教育としてのろう教育・聴覚障害児教育・障害児教育
ー京都のほどんど知られていない障害児教育から学ぶ教育ー
日本で創造された共同教育 インテグレーション・メインストリーミング・インクルージョン ましてや特別支援教育ではなく(26)
さまざまな問題を投げかけて、考えて、成長して行ったE君
第25回山城高校文化祭「自分にとっての山城高校」のテーマでひとりの聴覚障害生徒が講演したと書いたが、この講演をしたのは養護学校から山城高校にいたE君だった。
彼は、みんなの前ですべての事実を話したわけではなかった。
それは、それで聴覚障害教育担当者は、許容していた。
彼は、さまざまな問題を投げかけて、考えて、成長して行く。
そのいくつかを紹介したい。
その前に山城高校聴覚障害教育では、学習保障・聴覚保障・集団保障を重視していたが、E君が言った集団補聴器のことを先に説明しておきたい。
矛盾と問題の解決のための血みどろの取り組み
山城高校での聴覚保障は、まさに現在ある聴覚機器をふる活用しながらそれを使用する上での矛盾と問題の解決のための血みどろの取り組みだったと言っても言いすぎではなかった。
聴覚障害生徒のいるクラスを固定してその教室ですべての授業と選択講座を行う意見もあったが、それでは、健聴生徒とひとしく教育をうけたということにもならないし、物理、化学、芸術等々の教室で授業を受けることも出来ないということになり、講座によって教室を移動する聴覚保障を「歩む姿で」考えざるをえなかったのである。
実験、実習教室などは、安全のためループを部屋にめぐらし個人補聴器で聞く方式がとられた。
しかし、移動するための集団補聴器は、すべてオーダーメイドでつくらなければならなかった。
E君は、その機械の不具合を山城高校文化祭で訴えたわけである。
オーダーメイドの集団補聴器第1号
オーダーメイドの集団補聴器(複数の聴覚障害生徒が聞くことが出来る。
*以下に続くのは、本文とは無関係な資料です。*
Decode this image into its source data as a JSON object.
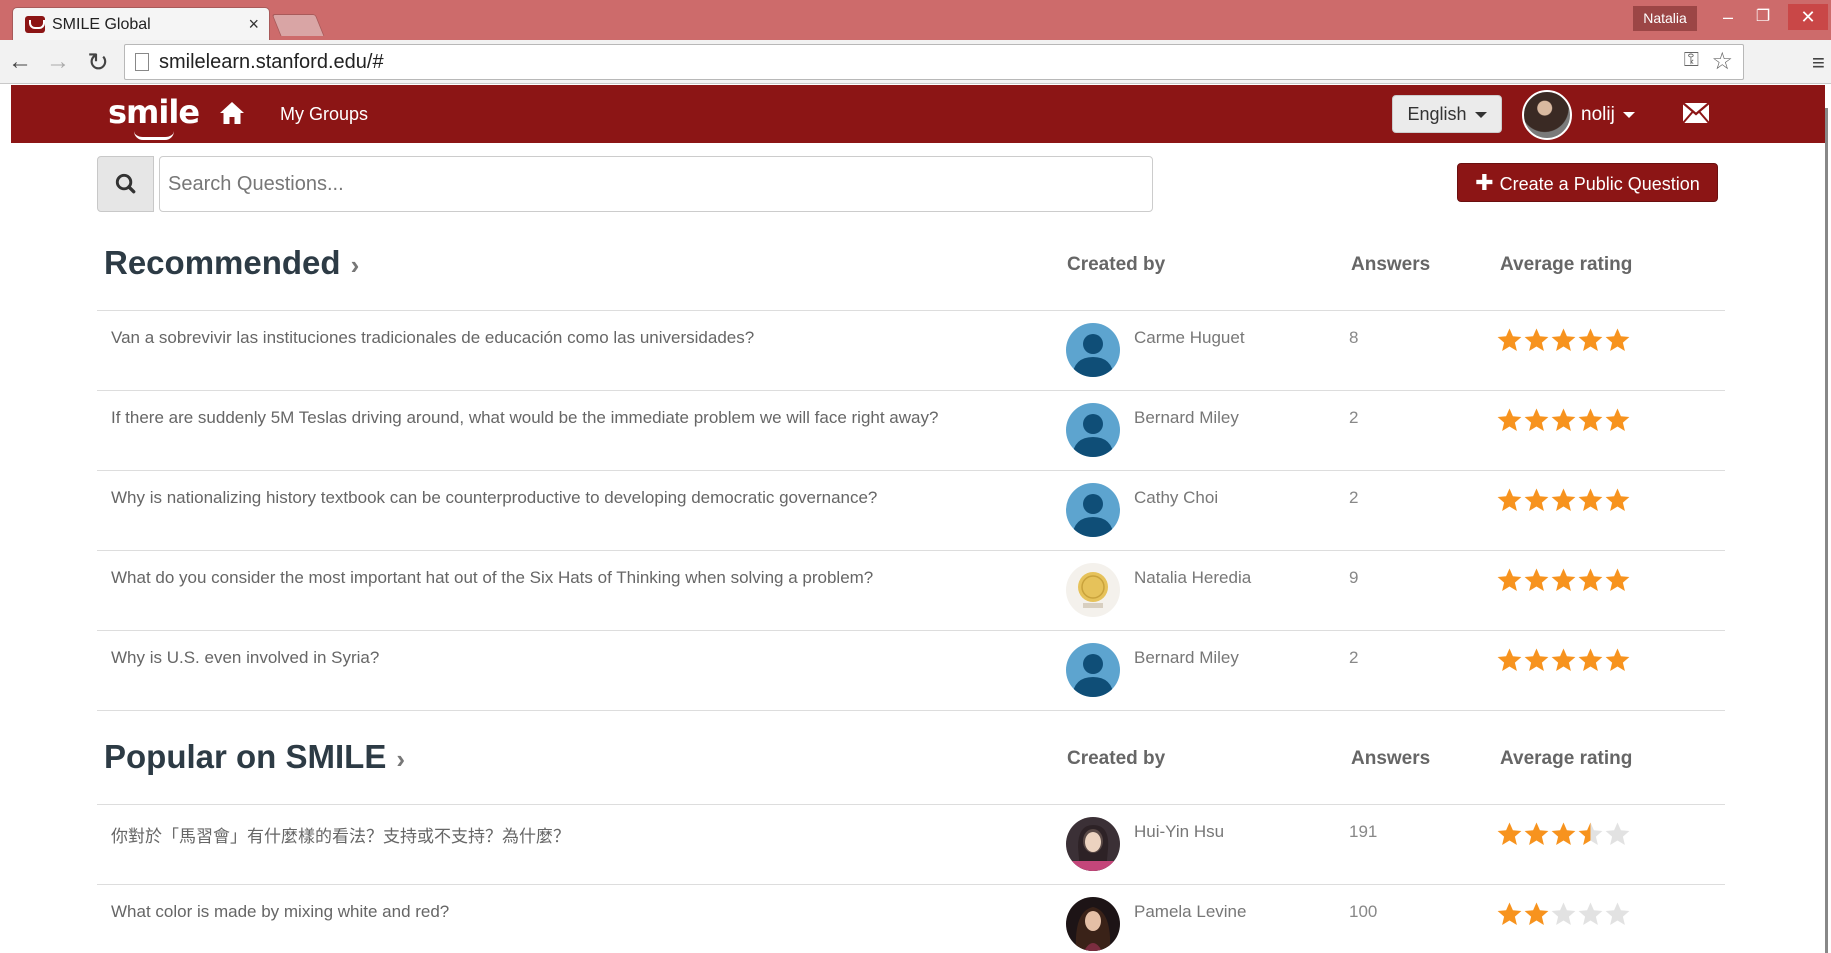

)は、京都府教育委員会が知事部局に山城高校の聴覚障害生徒のための機器などを含む独自予算を要求し、府議会の承認を得て予算化される。
そして、オーダーメイド(当時市販されている集団補聴器などは机と一体型のものでしかなく外国製品となるととても高額だった。)するという順序だった。
聴覚障害生徒の使用状況と要求から、翌年度は改良型オーダーメイドの集団補聴器をつくるという状況だった。
そのためE君は、最初の聴覚障害生徒として入学したためオーダーメード1号機を使用したわけである。
京都府教育委員会の担当者は熱心に話を聞き努力してくれたが
E君が、文化祭で訴えるまでもなく、問題点が解っていたのでオーダーメイド発注製造担当者来てもらいノイズや混線状況を調べてもらったが、高校という大きな建物がいくつかあり、周辺にさまざまな電波がとんでいることもあり原因を単純に捉えることは容易ではなかった。
一教室に備え付けの集団補聴器ならより簡単であるが、選択講座等になると「移動」は必須条件であり、極力軽量化して移動可能な持ち運び式集団補聴器をつくる必要があった。
こういうものをつくるためにさまざまな資料や設計図を京都府教育委員会に出したが、当時の京都府教育委員会の担当者は熱心に話を聞き、努力してくれた。
しかし、もう一つの重要な点をも含んでいた。
「カッコ悪い」という問題である。